0todd0000 commented 5 years ago

Hi Luca,

...since the permutations are randomly selected for every test, if n is smaller than the total number of possible permutations, they theoretically can lead to different distributions and thus to errors in the estimation of the critical thresholds.

This is true, the estimated distributions (and calculated thresholds) do indeed change when different permutations are selected. However, the distributions numerically converge as the number of permutations increases.

Since the sample size is smaller than the population size, the sample distribution will never precisely match the population distribution, even when all possible permutations are used. This may seem problematic, but it's not really a problem, because the goal is not to precisely replicate the population distribution. The goal is rather to achieve a numerically stable estimate of the population distribution. Thus it is generally desirable to choose a value of n that is smaller than the total number of possible permutations, and then to check that the estimated distributions numerically converge when re-estimated using different random permutations.

I'm wondering if it would be correct to perform the post-hoc tests using the same n permutations used for the 2-way non-parametric repeated measures ANOVA.

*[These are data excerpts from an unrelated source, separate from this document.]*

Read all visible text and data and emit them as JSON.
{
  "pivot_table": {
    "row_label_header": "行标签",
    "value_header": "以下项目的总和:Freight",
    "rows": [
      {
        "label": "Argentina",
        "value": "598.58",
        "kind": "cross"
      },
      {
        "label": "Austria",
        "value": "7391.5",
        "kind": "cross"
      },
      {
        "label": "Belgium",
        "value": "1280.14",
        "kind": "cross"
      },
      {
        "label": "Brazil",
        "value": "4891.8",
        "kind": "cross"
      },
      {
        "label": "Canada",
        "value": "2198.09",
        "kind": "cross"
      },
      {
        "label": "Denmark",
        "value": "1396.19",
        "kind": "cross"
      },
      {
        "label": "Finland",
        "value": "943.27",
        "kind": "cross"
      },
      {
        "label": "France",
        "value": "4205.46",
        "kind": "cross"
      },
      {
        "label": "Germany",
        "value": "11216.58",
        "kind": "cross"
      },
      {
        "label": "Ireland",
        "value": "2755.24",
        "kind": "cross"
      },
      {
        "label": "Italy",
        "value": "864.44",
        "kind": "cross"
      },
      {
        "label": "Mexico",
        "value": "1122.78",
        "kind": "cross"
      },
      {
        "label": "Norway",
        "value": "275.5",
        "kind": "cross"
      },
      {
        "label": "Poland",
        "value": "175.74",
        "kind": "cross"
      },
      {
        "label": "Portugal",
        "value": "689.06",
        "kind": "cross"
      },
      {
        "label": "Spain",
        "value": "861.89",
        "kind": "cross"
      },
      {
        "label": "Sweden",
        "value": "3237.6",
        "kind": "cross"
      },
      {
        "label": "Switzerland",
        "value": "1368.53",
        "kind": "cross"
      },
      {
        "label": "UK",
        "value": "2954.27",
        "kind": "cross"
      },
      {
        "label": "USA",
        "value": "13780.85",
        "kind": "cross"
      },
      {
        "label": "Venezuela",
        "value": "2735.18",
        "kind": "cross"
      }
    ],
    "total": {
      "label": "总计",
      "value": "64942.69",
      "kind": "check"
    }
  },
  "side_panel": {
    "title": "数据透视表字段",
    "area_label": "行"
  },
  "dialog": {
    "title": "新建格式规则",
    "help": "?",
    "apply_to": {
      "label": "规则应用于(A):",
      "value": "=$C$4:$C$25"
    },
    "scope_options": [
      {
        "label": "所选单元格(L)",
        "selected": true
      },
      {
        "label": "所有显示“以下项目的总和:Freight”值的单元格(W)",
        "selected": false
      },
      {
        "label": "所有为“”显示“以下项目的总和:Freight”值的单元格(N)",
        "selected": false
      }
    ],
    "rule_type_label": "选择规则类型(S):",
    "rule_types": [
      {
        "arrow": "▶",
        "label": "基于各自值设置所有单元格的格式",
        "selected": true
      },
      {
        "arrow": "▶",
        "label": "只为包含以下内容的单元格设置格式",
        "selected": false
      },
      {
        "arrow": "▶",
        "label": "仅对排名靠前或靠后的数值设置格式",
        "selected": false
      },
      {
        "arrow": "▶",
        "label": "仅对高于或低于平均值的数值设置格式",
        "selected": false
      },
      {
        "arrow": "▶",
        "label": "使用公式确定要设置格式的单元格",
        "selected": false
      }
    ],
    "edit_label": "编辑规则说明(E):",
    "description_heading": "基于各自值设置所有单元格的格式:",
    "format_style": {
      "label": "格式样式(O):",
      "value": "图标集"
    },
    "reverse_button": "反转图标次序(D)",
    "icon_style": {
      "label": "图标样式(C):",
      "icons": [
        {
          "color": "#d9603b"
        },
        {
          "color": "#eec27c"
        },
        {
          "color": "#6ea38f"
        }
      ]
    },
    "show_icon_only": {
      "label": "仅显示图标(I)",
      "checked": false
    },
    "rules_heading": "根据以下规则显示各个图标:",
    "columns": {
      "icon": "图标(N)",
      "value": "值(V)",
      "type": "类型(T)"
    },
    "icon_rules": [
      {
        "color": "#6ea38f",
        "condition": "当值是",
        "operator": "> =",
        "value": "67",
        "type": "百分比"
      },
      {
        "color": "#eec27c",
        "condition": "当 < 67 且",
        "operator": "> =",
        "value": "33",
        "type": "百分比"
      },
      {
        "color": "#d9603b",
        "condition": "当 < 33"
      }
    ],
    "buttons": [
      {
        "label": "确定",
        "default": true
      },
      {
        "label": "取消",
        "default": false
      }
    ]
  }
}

As far as I know this is not possible because post hoc tests use only a subset of the ANOVA data. Consider one-way ANOVA involving three groups ("A1", "A2" and "A3"). Data from all three groups is needed to generate estimates of the underlying F distribution. By contrast, a post hoc t test on A1 vs A2, for example, does not use the A3 data, because the A3 data are irrelevant to the distribution underlying the A1-A2 comparison. Since the datasets are different, it's not possible to use the same permutations in t tests and ANOVA.

Nevertheless, even if there were a way to use the same permutations, this might not be a good choice. An implicit assumption of permutation tests is that the number of observations is large enough to yield numerical convergence of the estimated distribution, irrespective of the actual permutations chosen. From this perspective, it is generally desirable to run permutations tests multiple times, with different random permutations each time, and to check for numerical convergence. The same applies to post hoc tests.

Overall I'd recommend regarding the ANOVA results as the main results, then doing anything you want for post hoc analysis provided...

  1. ...both the ANOVA and the post hoc results are numerically stable
  2. ...the post hoc results do not disagree with the main ANOVA results

From the perspective of experimental design: only the ANOVA results are relevant to the experiment's null hypothesis. Post hoc analysis simply qualifies the ANOVA results.

zof1985 commented 5 years ago

Hi Todd,

Thank you for your detailed answer. Indeed, I was assuming n large enough to obtain stable ANOVA results (about 30.000 permutations over more than 1.000.000 unique possible permutations). I then used the same number of permutations for the paired t-tests. However, the results of the latter tests quite disagree with the former. I will then try to repeat the post-hoc test several times to understand if the estimated critical thresholds are stable.

Many thanks, Luca.